Analysis of methanol recovery using component specific reaction kinetics in biodiesel synthesis

ABSTRACT

Transesterification is the process of transmutation of fatty acids to alkyl esters (biodiesel) when reacted with alcohols such as methanol, ethanol, etc. The unreacted methanol in the process downstream can be recovered and reused economically by integrating methanol recovery with transesterification, thereby mitigating the environmental and health hazards caused by direct release of the same. The present work deals with the simulation of methanol recovery integrated transesterification of poppy seed oil in ASPEN Plus process simulator. The transesterification process is simulated using a component-specific kinetic model by considering four constituent triglycerides of poppy seed oil, namely, oleic acid, palmitic acid, linoleic acid, and stearic acid. The model is made more comprehensive by incorporating six-step reaction mechanism for each triglyceride to simulate its respective alkyl ester conversion. Recovery of excess methanol is implemented using a distillation-based methanol recovery unit. The prediction accuracy of the model is found to be 3.51% when the model predicted biodiesel yield is compared with the corresponding experimental values. The validated model is used to analyze the effect of methanol-to-oil ratio, reboiler duty, temperature, pressure and reflux ratio on methanol recovery. From the analysis, it is found that a methanol-to-oil ratio of 6:1 and process temperature of 60°C corresponds to maximum biodiesel yield. For the maximum yield condition, a maximum methanol recovery of 0.945 can be attained economically at a reboiler duty of 500 cal/s and reflux ratio 2.

KEYWORDS:

• Poppy seed oil
• biodiesel
• methanol recovery
• ASPEN Plus

Disclosure statement

No potential conflict of interest was reported by the author(s).

Additional information

Notes on contributors

Christy Thomas Sani

Christy Thomas Sani is a Chemical Engineering graduate from the National Institute of Technology Calicut, Kerala, India. His research interest includes fuel cell technology and biodiesel synthesis. During his undergraduate studies, he developed a fuel cell-powered hybrid car in MATLAB SIMULINK. He has two international publications in the area of biodiesel in his credit.

Rupesh S

Dr. Rupesh S completed Master of Technology in Propulsion Engineering from College of Engineering Trivandrum, Kerala, India, in 2010. He secured Ph.D in Biomass Gasification from National Institute of Technology Calicut in 2017. His areas of research include Thermochemical Gasification, Transesterification, Anaerobic Digestion and Buoyancy driven flows. He has published 10 peer reviewed International journals, 18 International conferences and one book chapter in the area of Biofuels.
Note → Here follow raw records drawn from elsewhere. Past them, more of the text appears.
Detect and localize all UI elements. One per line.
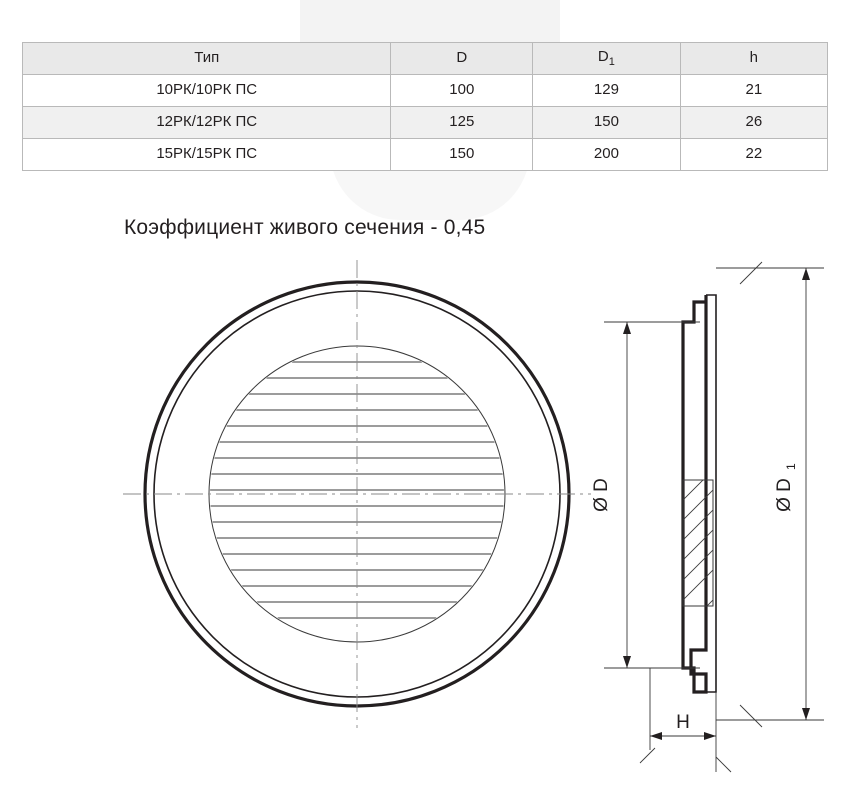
cell-d1: 150 bbox=[533, 107, 681, 139]
table-row bbox=[23, 139, 828, 171]
section-body-profile bbox=[683, 295, 706, 692]
free-area-coefficient-caption: Коэффициент живого сечения - 0,45 bbox=[124, 216, 486, 239]
column-header-d1-subscript: 1 bbox=[608, 55, 615, 68]
column-header-d1 bbox=[533, 43, 681, 75]
table-body bbox=[23, 75, 828, 171]
section-view-group bbox=[591, 262, 824, 772]
table-row bbox=[23, 75, 828, 107]
table-header bbox=[23, 43, 828, 75]
column-header-type: Тип bbox=[23, 43, 391, 75]
label-diameter-d1-subscript: 1 bbox=[784, 463, 798, 470]
cell-type: 15РК/15РК ПС bbox=[23, 139, 391, 171]
section-hatch-block bbox=[665, 463, 726, 627]
cell-type: 10РК/10РК ПС bbox=[23, 75, 391, 107]
front-view-group bbox=[123, 260, 591, 728]
dimension-extension-lines bbox=[604, 268, 824, 772]
column-header-h: h bbox=[680, 43, 827, 75]
cell-type: 12РК/12РК ПС bbox=[23, 107, 391, 139]
column-header-d1-text: D bbox=[597, 47, 609, 65]
cell-h: 21 bbox=[680, 75, 827, 107]
cell-h: 22 bbox=[680, 139, 827, 171]
specification-table bbox=[22, 42, 828, 171]
label-height-h: H bbox=[676, 712, 690, 733]
cell-d1: 200 bbox=[533, 139, 681, 171]
cell-h: 26 bbox=[680, 107, 827, 139]
dimension-leader-diagonals bbox=[640, 262, 762, 772]
cell-d: 125 bbox=[391, 107, 533, 139]
table-header-row bbox=[23, 43, 828, 75]
cell-d: 100 bbox=[391, 75, 533, 107]
table-row bbox=[23, 107, 828, 139]
label-diameter-d: Ø D bbox=[591, 478, 612, 512]
column-header-d: D bbox=[391, 43, 533, 75]
label-diameter-d1-group bbox=[774, 463, 798, 512]
cell-d1: 129 bbox=[533, 75, 681, 107]
technical-drawing bbox=[0, 250, 850, 794]
label-diameter-d1: Ø D bbox=[774, 478, 795, 512]
cell-d: 150 bbox=[391, 139, 533, 171]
He served as the reviewer for 11 peer reviewed International journals published by various renowned publishers and also as technical session chair of various International conferences. Currently, he is working as Assistant Professor in the Department of Mechanical Engineering, PES College of Engineering, Mandya, Karnataka. Presently he is also the district coordinator of Biofuel Research Information and Demonstration Centre, sponsored by Karnataka Bioenergy Development Board (KSBDB) Bangalore.

Chris Ben Xavier

Chris Ben Xavier is a Chemical Engineering graduate from the National Institute of Technology Calicut, Kerala, India. His research interest includes biodiesel synthesis, green hydrogen production and storage, fuel cell and so on. He has modelled a fuel cell-powered hybrid car in MATLAB SIMULINK software during his undergraduate studies. Currently he is working in the development of a decoupled water splitting electrolyser for hydrogen production.

Rag R L

Dr. Rag R L secured his Ph.D from National Institute of Technology Calicut, Kerala, India in the area of computational heat transfer in 2010. His graduation and post-graduation were from TKM College of Engineering, Kollam, India in 1999 and 2002, respectively. He has six International journal publications and two International conference publications in the area of electronics cooling and computational heat transfer. He is the reviewer of two international peer review journals. A book titled “Introduction to Sustainable Engineering” was authored by him. He is having a teaching experience of more than twenty years. Dr. Rag R L served as resource person for faculty development programmes in the area of computational heat transfer. Currently he is working as the Professor and Head in the Department of Mechanical Engineering at SCMS School of Engineering and Technology, Cochin, Kerala, India.